Thursday, October 22, 2009

Twitter continues to grow as the young flock to it

The latest Pew Report on Twitter came out yesterday,and it show that the medium continues to grow.

Compared to last December 19 per cent of people now use it to share updates about themselves, or to see updates about others compared to 11 per cent.

The survey also finds that

Three groups of internet users are mainly responsible for driving the growth of this activity: social network website users, those who connect to the internet via mobile devices, and younger internet users – those under age 44.


Interestingly the report also says that

The median age of a Twitter user is 31, which has remained stable over the past year.
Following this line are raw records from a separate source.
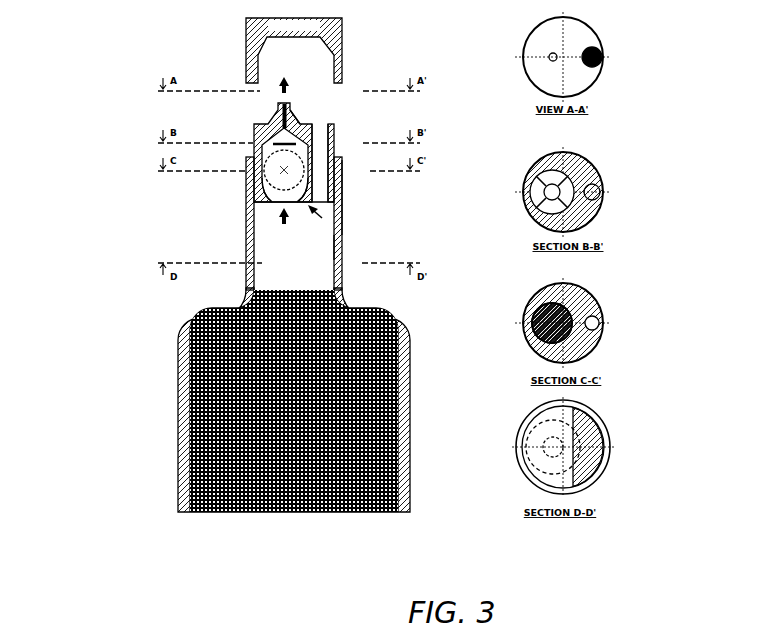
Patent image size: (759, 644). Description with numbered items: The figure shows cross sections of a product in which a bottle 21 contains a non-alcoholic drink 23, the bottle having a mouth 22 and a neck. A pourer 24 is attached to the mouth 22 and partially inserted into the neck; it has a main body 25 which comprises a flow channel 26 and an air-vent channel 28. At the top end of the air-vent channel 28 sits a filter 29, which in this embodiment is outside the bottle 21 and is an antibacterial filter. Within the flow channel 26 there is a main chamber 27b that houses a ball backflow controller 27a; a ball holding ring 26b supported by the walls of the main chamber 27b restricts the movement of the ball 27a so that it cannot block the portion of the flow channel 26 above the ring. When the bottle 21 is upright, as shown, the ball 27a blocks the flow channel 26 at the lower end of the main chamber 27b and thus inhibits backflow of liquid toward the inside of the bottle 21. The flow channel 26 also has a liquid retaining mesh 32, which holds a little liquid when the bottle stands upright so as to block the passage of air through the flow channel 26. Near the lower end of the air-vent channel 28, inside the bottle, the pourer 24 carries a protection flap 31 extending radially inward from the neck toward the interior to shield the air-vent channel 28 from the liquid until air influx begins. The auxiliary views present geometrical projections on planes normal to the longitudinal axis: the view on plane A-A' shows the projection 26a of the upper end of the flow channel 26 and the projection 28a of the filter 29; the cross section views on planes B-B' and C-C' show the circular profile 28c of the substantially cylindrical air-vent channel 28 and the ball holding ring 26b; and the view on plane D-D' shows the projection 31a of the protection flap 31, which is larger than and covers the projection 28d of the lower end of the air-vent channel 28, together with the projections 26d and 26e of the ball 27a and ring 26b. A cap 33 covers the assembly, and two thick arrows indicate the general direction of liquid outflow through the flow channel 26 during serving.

The bottle 21 is at (175, 346).
The mouth 22 is at (250, 152).
The non-alcoholic drink 23 is at (165, 418).
The pourer 24 is at (250, 123).
The main body 25 is at (300, 113).
The flow channel 26 is at (265, 197).
The geometrical projection of the upper end of the flow channel 26a is at (551, 54).
The ball holding ring 26b is at (540, 170).
The geometrical projection of the ball 26d is at (540, 430).
The geometrical projection of the ring 26e is at (544, 445).
The ball backflow controller 27a is at (262, 178).
The main chamber 27b is at (333, 187).
The air-vent channel 28 is at (323, 156).
The geometrical projection of the filter 28a is at (600, 53).
The circular cross sectional profile of the air-vent channel 28c is at (598, 318).
The geometrical projection of the lower end of the air-vent channel 28d is at (600, 446).
The filter 29 is at (331, 124).
The protection flap 31 is at (341, 237).
The geometrical projection of the protection flap 31a is at (597, 468).
The liquid retaining mesh 32 is at (278, 118).
The cap 33 is at (240, 46).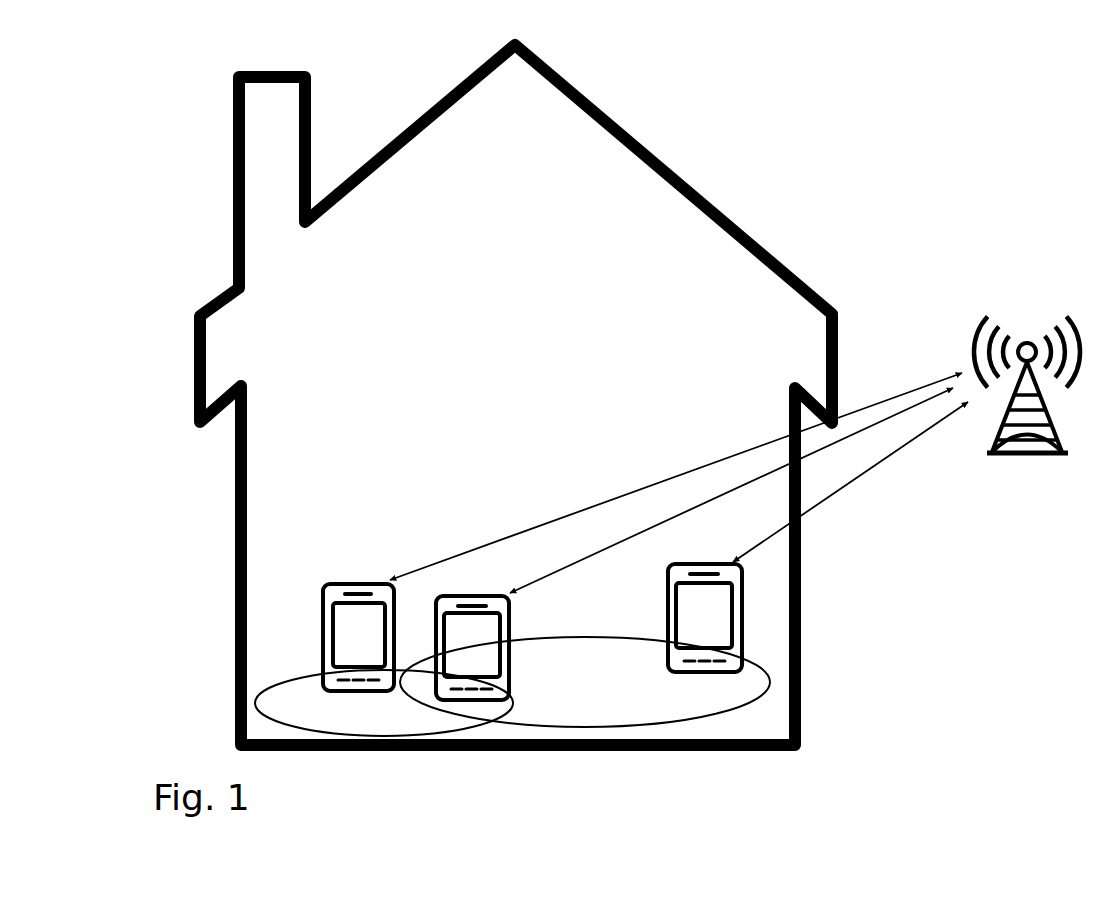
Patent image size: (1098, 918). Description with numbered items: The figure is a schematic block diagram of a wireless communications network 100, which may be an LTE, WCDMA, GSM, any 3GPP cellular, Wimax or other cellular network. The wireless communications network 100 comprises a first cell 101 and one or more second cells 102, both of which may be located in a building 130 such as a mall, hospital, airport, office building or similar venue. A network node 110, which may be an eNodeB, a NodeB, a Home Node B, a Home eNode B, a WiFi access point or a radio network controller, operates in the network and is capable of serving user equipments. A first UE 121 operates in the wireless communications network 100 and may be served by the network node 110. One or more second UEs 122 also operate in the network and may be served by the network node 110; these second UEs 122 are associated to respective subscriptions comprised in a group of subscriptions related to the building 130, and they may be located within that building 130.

The wireless communications network 100 is at (626, 428).
The building 130 is at (652, 150).
The second cell 102 is at (273, 687).
The first cell 101 is at (753, 663).
The second UE 122 is at (342, 655).
The first UE 121 is at (686, 631).
The network node 110 is at (1002, 457).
The median age for MySpace is now 26, down from 27 in May 2008, and the median age for LinkedIn is now 39, down from 40. Facebook, however, is graying a bit: the median age for this social network site is now 33, up from 26 in May 2008.

Tuesday, October 20, 2009

One definition of social media

I just love this tweet from Paul Wiggins that has just come through on my feed

Newspaper journalism is a first draft of history. Social media is what used to be the unverified pub gossip. Useful but problematic.


Discuss

Thursday, September 17, 2009

Tweet it or sleep on it?

We have all been guilty of it,perhaps me more than many but is it right to live blog or live tweet at events.

The advantageous are all there in giving an audience instantaneous access to what is going on

But here is the downside

Suddenly there is no concept of news values. Only just how many tools can we use to spread the thin story just about as thinly as possible? There is never any thought of "what is this worth?" or "is this a story?"Just keep on spreading.
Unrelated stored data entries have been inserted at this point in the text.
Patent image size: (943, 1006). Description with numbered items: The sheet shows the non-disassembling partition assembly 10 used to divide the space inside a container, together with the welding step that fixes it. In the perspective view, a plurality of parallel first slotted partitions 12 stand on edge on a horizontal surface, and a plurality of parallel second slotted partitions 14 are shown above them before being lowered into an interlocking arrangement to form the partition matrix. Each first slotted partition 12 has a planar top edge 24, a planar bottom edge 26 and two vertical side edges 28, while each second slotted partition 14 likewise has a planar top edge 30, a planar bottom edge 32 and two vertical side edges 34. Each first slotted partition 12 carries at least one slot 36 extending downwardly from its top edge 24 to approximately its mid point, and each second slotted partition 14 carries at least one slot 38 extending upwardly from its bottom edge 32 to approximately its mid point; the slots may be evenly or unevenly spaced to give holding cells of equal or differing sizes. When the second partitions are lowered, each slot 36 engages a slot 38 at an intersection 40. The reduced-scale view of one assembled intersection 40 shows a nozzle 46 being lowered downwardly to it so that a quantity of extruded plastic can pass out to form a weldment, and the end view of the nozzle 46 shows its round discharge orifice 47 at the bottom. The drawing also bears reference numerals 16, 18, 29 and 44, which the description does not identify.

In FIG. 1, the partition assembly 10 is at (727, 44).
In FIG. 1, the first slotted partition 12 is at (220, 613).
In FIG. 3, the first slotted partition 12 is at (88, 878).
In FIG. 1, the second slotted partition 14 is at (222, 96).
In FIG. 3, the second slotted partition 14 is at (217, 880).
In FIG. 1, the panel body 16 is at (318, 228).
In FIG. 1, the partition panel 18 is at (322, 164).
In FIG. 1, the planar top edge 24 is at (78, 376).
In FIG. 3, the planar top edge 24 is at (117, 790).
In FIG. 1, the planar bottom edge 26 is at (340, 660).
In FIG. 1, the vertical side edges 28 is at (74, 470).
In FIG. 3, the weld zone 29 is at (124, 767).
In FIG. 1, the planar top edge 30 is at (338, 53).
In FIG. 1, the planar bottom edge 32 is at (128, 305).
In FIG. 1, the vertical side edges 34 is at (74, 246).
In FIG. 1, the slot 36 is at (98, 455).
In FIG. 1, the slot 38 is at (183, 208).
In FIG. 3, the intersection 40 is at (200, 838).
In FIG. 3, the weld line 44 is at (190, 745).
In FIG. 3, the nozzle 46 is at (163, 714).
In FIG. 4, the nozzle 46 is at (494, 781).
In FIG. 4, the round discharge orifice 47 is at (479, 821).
I would add to that the context and the time out aspect where it is often good as a journalist to reflect on what has been heard or viewed.

It is a battle that journalism has to contend with in this 24 glare that we live under.Getting the balance right is important and maybe it is up to journalists to set the parameters.

Thursday, September 10, 2009

Welcome to Twitterville

No surprise that a new book about twitter and business is out and no doubt there will be a gushing of others in the next few months and business embrace social media.

This one by Shel Israel is called Twitterville and the FT's David Gelles does a good review in today's paper

Twitterville manages to be an engaging read, full of meaningful anecdotes and useful analysis. It makes a convincing case that Twitter's worth is not just the ability to broadcast short messages, but the ongoing and transformative conversations that these tweets ignite.
he writes

The book comes with a warning though as twitter is

quickly transforming from a quaint community into an unruly megalopolis. "As it grows it suffers from an ongoing assault of a steadily increasing flock of spammers, scammers, stalkers, phishers and plain old-fashioned flimflam artists,

Thursday, September 03, 2009

Newspaper twitter followers up 17%

Malcolm Coles has come up with some twitter stats which say that National UK newspaper accounts had 1,471,936 followers at the start of September, an increase of 213,892 or 17% on August 1 .

You can check out all the figures Here

The top 20 are dominated by the Guardian,the FT and the Times with technology,news,finanacial,travel and media prolific.